Equívoco. Filme escorrega na maquiagem caricatural e preconceituosa que transforma atores brancos em egípcios
Photo: Kerry Brown
Equívoco. Filme escorrega na maquiagem caricatural e preconceituosa que transforma atores brancos em egípcios

Em uma de suas melhores músicas, “Highway 61 Revisited”, Bob Dylan conta sem papas na língua a real história entre Deus e Abraão. Deus mandou que Abraão matasse seu filho. Abraão falou “cê tá me zoando?”. Deus disse “não”, e Abraão “oi?”. E Deus respondeu “faz o que você quiser, Abe, mas na próxima vez que você me ver, fica esperto”.

No fim, era tudo uma grande pegadinha do Mallandro. Brincadeirinha. Porque o Deus do velho testamento era um babaca. Perverso, cruel, vingativo. E como a estreia de amanhã “Êxodo: Deuses e Heróis” mostra, Ele foi também o primeiro grande terrorista: fazendo demandas e, quando elas não eram atendidas, tocando o terror.

O filme segue a conhecida jornada de Moisés (Christian Bale). Criado pelo faraó Seti (John Turturro), ele é expulso do Egito pelo filho dele, Ramsés (Joel Edgerton), quando sua origem hebreia é descoberta. Anos depois, Moisés volta e liberta seu povo da escravidão, com a ajuda das sete pragas lançadas por Deus e fazendo a famosa travessia do Mar Vermelho.
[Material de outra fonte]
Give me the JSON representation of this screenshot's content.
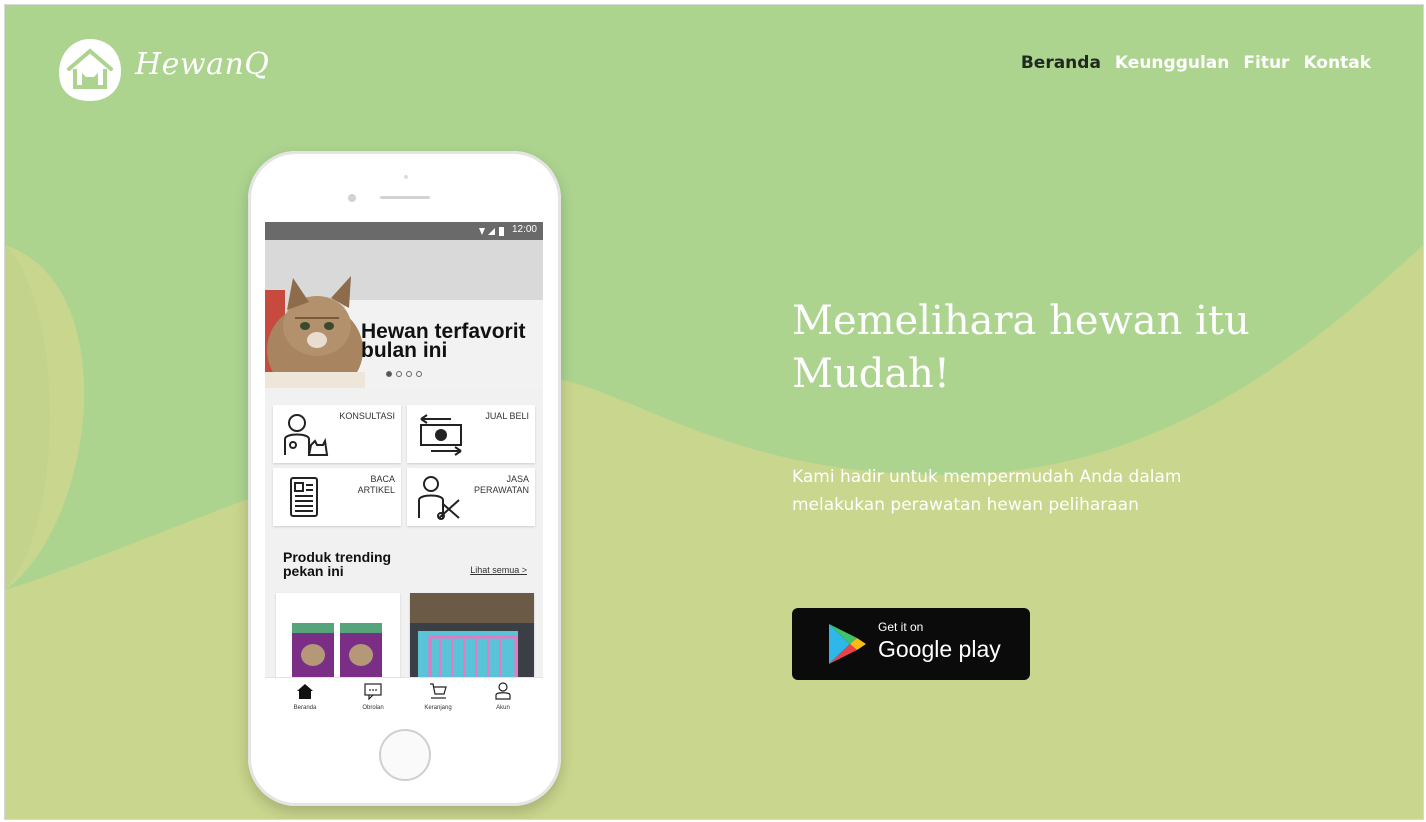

Mas a visão do diretor Ridley Scott para a famosa história bíblica, na verdade, é a de Deus subjugando dois homens – um que acha ser um deus (Ramsés) e outro que não acredita em deuses (Moisés). E isso fica abundantemente claro na imagem que conclui a icônica travessia do Mar Vermelho.

Não por acaso, Deus é retratado no filme como um menino. Uma criança tirânica e inflexível que, mesmo motivada por uma boa causa (libertar seu povo da escravidão), não pensa duas vezes antes de lançar mão de pragas sobre todo o povo egípcio para mostrar a Ramsés quem é o verdadeiro deus. Em um filme monocromático, de tons beges e marrons, essas pragas trazem o vermelho do sangue à tela pela primeira vez em mais de uma hora de projeção. E Scott não hesita em associar esses atos aos atentados terroristas de fundamentalistas religiosos hoje, que, o cineasta sugere, não encontraram inspiração para seu lema “os fins justificam os meios” em qualquer lugar.
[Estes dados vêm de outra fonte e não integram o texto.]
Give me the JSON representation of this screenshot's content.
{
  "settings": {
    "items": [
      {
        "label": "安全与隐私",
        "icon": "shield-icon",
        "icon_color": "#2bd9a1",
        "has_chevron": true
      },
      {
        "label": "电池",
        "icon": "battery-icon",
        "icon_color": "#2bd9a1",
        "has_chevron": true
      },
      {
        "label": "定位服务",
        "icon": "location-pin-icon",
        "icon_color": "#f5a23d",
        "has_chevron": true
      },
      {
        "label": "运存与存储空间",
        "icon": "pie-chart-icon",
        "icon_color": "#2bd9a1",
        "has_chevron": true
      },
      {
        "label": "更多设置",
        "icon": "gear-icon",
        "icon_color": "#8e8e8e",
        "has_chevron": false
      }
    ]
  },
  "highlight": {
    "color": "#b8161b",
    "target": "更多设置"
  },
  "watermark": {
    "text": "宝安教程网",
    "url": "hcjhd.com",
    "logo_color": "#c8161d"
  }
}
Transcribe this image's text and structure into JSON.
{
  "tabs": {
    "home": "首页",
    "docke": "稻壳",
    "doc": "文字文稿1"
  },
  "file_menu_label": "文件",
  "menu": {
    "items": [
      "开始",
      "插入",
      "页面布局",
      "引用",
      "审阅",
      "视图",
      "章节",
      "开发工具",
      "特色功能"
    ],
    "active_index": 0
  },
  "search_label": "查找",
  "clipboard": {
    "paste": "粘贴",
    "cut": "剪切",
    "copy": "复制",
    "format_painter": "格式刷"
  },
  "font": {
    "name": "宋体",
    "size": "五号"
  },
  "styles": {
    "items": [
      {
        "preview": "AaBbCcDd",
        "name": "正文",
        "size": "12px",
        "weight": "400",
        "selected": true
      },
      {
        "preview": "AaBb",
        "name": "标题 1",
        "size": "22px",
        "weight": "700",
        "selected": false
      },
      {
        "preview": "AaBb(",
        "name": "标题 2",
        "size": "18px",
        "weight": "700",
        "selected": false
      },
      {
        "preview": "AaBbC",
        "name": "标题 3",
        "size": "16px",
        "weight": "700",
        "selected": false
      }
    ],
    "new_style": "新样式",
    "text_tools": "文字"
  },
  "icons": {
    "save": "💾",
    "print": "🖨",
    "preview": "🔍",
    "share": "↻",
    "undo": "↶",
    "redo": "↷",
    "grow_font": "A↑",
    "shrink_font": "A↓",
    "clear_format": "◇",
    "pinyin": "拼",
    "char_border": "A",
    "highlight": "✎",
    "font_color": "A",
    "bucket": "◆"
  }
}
Essa leitura só é possível porque, se o “Noé” de Darren Aronofsky era alguém que leu errado os desígnios de seu Deus, o Moisés de Bale e Scott é a tradução exata do significado de “israelita”: aquele que debate com Deus. Apesar de ser o protagonista no papel, no filme ele é mais uma espécie de bússola moral presa no meio do confronto entre Ramsés e Deus, questionando os atos e posições extremistas dos dois lados.
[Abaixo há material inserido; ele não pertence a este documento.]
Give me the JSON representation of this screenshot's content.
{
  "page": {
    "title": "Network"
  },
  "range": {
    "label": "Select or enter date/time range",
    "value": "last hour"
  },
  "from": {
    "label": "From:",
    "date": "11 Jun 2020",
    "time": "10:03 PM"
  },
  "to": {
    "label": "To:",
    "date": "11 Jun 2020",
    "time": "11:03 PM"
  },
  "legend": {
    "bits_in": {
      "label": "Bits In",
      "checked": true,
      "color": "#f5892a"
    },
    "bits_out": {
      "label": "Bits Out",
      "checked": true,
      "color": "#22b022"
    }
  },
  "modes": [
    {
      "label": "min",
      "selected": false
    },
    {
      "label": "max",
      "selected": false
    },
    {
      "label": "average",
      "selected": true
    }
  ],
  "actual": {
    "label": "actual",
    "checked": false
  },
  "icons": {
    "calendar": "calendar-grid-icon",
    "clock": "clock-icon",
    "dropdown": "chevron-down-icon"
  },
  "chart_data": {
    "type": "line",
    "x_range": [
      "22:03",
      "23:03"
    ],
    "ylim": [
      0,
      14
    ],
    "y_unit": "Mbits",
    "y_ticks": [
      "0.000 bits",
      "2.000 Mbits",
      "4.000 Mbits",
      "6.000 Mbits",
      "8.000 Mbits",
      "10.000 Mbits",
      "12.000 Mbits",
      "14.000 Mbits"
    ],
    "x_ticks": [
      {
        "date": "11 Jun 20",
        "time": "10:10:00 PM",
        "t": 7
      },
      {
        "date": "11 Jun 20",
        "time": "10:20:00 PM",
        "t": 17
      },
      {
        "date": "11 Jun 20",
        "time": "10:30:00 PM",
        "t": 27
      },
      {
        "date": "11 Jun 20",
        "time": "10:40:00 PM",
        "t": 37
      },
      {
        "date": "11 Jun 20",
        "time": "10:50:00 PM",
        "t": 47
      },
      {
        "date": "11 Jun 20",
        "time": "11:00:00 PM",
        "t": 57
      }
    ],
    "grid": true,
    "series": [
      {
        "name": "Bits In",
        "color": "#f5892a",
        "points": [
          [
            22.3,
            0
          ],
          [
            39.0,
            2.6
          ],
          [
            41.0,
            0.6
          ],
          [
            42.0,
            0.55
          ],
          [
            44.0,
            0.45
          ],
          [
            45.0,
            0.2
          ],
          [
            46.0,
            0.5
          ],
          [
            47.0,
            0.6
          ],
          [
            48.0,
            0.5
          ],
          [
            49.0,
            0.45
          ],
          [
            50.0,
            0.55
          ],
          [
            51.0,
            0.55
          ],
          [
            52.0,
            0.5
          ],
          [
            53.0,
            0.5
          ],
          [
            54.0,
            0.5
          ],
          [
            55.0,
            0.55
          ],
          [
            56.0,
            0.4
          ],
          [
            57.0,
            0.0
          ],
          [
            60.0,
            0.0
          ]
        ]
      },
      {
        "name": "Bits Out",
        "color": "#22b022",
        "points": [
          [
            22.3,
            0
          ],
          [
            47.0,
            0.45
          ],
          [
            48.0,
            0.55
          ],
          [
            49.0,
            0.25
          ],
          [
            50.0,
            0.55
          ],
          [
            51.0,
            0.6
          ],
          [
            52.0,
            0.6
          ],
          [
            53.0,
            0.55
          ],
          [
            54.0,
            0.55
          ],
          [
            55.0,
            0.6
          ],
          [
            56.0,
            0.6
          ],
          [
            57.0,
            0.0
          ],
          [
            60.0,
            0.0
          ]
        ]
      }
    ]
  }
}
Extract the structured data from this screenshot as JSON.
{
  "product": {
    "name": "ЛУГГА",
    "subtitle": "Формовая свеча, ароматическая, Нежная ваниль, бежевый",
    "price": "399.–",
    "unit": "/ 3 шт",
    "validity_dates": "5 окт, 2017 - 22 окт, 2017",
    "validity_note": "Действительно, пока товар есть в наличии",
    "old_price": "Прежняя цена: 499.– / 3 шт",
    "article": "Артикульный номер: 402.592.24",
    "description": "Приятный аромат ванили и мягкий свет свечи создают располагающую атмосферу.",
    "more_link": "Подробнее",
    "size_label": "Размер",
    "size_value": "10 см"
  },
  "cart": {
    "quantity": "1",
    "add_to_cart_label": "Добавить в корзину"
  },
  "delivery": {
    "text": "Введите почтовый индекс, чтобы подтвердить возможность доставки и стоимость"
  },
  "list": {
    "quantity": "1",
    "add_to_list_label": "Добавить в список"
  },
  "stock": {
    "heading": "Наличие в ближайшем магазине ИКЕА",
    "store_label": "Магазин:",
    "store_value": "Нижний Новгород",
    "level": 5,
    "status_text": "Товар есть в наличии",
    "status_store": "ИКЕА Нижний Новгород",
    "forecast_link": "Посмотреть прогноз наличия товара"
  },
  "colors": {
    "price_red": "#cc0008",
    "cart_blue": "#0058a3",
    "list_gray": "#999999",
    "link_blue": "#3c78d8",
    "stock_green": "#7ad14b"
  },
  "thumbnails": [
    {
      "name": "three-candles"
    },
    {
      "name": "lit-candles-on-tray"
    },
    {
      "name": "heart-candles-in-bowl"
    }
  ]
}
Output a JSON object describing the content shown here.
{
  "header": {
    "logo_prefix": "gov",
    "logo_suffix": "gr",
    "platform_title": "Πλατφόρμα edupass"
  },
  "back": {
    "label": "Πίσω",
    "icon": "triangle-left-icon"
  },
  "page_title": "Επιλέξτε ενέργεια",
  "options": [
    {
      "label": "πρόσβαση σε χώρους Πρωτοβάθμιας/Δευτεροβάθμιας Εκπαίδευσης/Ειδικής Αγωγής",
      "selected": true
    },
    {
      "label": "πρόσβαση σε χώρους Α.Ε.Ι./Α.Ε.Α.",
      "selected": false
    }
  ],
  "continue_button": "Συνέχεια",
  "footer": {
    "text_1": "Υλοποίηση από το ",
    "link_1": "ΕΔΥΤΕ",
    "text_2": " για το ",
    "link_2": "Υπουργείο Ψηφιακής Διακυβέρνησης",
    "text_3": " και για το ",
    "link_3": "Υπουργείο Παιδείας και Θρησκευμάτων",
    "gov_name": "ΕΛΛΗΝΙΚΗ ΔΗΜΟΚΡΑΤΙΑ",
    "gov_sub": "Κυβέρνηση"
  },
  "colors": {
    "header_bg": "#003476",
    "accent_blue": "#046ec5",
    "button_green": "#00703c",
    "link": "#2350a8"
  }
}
Essa leve releitura, mostrando um Ramsés bem menos tirânico e caricatural e um Moisés bem menos idealizado que em produções como “Os Dez Mandamentos” e “O Príncipe do Egito”, é o único motivo de ser da produção, que conta uma história exaustivamente explorada no cinema. Conhecido como um mestre visual – com designs de produção que construíam universos temáticos ao mesmo tempo que criavam suspense, inquietação e perigo em filmes como “Alien” e “Blade Runner” –, Scott acrescenta muito pouco ao material que filma.

As dimensões do palácio de Ramsés representam bem seu ego e seu poder, mas já foram vistos em outros mil longas. O mesmo pode ser dito dos efeitos da travessia do mar, coerentes com o tom realista de “Êxodo”, sem chamar muita atenção. O 3D, porém, empobrece muito a experiência, com a escuridão da tela tornando quase impossível enxergar algo além do rosto dos atores.

O pior elemento de “Êxodo”, contudo, é a maquiagem. Usar atores brancos como personagens de outras etnias é algo que Hollywood faz desde que o mundo é mundo, mas a caracterização do filme não é só exagerada: ela é feia e de mau gosto, reforçando as acusações de racismo sofridas pelo longa antes da estreia. Para um cineasta do naipe de Scott, é um pecado mortal, digno da ira divina – se bem que, como o filme mostra, Deus não se importa muito com egípcios.